No Estadão, o cientista Fernando Reinach apresentou uma solução científica para a questão do aborto, que pode ser lógica, mas que ainda condiciona a mulher a ditames estranhos a seu corpo e a sua decisão única de continuar ou não uma gravidez (“Vamos mudar a lei do aborto, mas para melhor”, 28/6).
Além disso, o parâmetro da idade gestacional em semanas usado para fixar o prazo de 12, 22 ou 26 semanas, conforme o critério, não leva em consideração que muitas mulheres – especialmente as meninas vítimas de estupro – não têm ciclo menstrual regular ou nem saibam quando foi a última menstruação, data a partir da qual são calculadas as semanas gestacionais. Mantendo a lei como está, ainda assim o estuprador não tem responsabilidades para com a criança que venha a nascer, caso essa seja a decisão da vítima ou, mudando a lei, que seja obrigada a dar à luz por ter passado o prazo legal.

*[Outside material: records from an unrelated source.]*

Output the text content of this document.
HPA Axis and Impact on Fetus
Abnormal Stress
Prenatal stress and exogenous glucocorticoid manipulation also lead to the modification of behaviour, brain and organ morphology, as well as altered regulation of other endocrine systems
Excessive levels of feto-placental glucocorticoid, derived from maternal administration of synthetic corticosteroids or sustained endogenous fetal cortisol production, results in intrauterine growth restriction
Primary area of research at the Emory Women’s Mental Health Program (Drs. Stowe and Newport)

No meu entender, toda forma de criminalizar o aborto deveria ser suprimida do ordenamento legal e veríamos ao longo do tempo se haveria corrida desenfreada à prática ou se ela se acomodaria em patamares razoáveis, tal como acontece no resto do mundo em que o aborto não é crime. Porém, enquanto predominar o preceito judaico-cristão no Parlamento, pouco se evoluirá na questão, com os evidentes e iminentes riscos de retrocesso. A fé ocupa espaço desproporcional no ordenamento jurídico, ainda mais que estamos em um estado laico.
Quando vozes com lugares de fala religiosos se pronunciam, precisamos ouvi-las para saber se estão falando de um púlpito apenas para fiéis, ou de uma bancada para a sociedade. Assim, ainda que não compartilhemos a mesma fé, concordo com tudo o que Frei Betto escreveu em seu claro e preciso artigo “Querem abortar o aborto” na Folha de S. Paulo (2/7). Ao contrário de dogmas divinos, os crimes contra a mulher são realidade, mas o Parlamento – novamente ele – prefere discutir a melhor forma de ter acesso a orçamento secreto do que legislar a saúde social.
Adilson Roberto Gonçalves, pesquisador em Campinas-SP
* Este é um artigo de opinião, de responsabilidade do autor, e não reflete a opinião do Brasil 247.